La disolución de la URSS dio paso a un mundo unipolar donde los EE.UU impusieron su dominio. Capitalismo y neoliberalismo parecían ser los únicos caminos posibles.

La utopía de un mundo igualitario fue sustituida por la utopía del libre mercado que conduciría a un bienestar general merced al efecto del derrame.

El individualismo y la meritocracia se convirtieron en el nuevo sentido común difundido a escala universal. Una hegemonía tan absoluta que no se plantea ni siquiera como una concepción ideológica según la concepción de Gramsci2.

No se puede concebir las reformas neoliberales en la Argentina y en otros países del mundo en los ’90 sin vincularlas con la desaparición de un modelo alternativo al capitalismo. Simultáneamente, la despolitización de amplios sectores de la población hay que encuadrarlas también con esta de “falta de alternativas”. 

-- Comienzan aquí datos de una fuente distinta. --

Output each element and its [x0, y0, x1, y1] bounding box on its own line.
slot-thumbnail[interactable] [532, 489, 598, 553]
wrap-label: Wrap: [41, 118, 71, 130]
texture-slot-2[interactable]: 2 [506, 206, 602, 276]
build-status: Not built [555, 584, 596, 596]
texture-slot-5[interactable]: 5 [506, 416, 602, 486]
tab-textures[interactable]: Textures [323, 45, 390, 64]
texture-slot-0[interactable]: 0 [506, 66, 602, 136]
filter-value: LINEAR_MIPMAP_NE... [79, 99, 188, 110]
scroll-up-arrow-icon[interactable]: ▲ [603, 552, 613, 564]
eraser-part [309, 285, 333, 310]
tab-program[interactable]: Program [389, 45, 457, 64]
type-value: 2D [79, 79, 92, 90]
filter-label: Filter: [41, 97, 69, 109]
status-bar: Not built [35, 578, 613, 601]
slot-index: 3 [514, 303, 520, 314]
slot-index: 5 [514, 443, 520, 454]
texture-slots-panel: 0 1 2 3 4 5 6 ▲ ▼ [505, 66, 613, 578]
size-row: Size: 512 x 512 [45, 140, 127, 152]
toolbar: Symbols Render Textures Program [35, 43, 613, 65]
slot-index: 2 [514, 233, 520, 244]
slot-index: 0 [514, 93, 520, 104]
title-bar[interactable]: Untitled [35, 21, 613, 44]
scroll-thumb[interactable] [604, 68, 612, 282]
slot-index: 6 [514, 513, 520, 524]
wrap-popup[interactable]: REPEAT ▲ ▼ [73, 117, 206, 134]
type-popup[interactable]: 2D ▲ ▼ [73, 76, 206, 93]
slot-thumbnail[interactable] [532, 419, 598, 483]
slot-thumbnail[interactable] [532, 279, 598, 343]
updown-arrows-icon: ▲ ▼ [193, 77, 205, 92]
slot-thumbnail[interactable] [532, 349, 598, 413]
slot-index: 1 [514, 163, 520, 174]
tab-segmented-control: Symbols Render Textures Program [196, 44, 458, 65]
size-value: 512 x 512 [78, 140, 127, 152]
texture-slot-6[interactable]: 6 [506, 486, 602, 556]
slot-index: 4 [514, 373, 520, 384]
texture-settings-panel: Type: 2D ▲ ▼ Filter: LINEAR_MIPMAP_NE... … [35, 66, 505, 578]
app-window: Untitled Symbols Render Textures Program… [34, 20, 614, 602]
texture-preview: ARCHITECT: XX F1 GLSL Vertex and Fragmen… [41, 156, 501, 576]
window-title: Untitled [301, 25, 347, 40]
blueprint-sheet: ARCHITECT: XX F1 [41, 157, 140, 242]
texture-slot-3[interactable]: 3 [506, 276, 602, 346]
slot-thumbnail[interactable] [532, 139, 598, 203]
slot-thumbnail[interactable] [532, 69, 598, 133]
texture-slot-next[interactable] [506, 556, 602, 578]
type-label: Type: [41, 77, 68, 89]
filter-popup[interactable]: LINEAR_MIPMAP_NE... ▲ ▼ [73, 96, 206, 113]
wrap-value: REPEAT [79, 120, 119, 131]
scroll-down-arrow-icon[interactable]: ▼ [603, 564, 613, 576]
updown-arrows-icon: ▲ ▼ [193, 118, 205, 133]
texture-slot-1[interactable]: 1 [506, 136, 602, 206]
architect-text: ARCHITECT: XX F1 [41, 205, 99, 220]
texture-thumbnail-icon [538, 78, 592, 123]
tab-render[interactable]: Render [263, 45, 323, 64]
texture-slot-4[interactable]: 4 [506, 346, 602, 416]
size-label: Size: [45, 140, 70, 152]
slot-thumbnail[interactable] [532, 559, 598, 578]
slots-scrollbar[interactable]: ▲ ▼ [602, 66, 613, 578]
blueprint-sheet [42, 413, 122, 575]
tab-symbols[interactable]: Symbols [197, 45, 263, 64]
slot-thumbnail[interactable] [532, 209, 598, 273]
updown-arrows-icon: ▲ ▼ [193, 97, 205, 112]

Más allá del discurso hegemónico, a nivel mundial surgían otros modelos. En algunos lugares el retorno al fundamentalismo religioso parecía constituir un camino posible. En años recientes en Latinoamérica los efectos sociales del neoliberalismo impulsaron el surgimiento de gobiernos que trataron en parte de aplicar modelos intervencionistas, con resultados diversos.

Sin embargo, y siguiendo a Perry Anderson3, plantear el fin del comunismo luego del colapso de la URSS y del bloque soviético es tener una mirada eurocéntrica. Si se analiza cuál es la economía que más creció (y de forma continua) durante las últimas cuatro décadas, vemos que es un país gobernado por un partido comunista. Las características del modelo chino están en discusión4; pero podemos observar que todas las empresas de energía, de telecomunicaciones y transporte masivo, todas las empresas de defensa y el 51% de la mayoría de las empresas extranjeras que invirtieron en el país son propiedad del Estado. Un modelo por ahora exitoso pero que a diferencia del soviético no se plantea como una alternativa a escala mundial sino solo a escala local. Y no obstante, estamos asistiendo al surgimiento de un mundo multipolar, donde tal vez, la hegemonía cultural del neoliberalismo dé paso a otras construcciones posibles.

Notas

1 Hobsbawm, E. (1995). Historia del Siglo XX. Barcelona, Crítica.

2 Gramsci, A. (1984). Cuadernos de la cárcel, III. México, Ediciones Era.

3 Anderson, P. (2010). Dos revoluciones. Notas de borrador. En New Left Review, Nº 61, enero-febrero 2010, pp. 55-90.

4 Restivo, N. (2020). China: cómo entender si diagnosticamos mal. En AdSina, 10 de mayo de 2020. Disponible En https://adsina.wordpress.com/2020/05/10/china-como-entender-si-diagnosticamos-mal/

Jorge Wozniak

Docente de Historia Contemporánea en la Facultad de Ciencias Sociales (UBA) e investigador en el Centro de Estudios sobre Genocidio (UNTREF).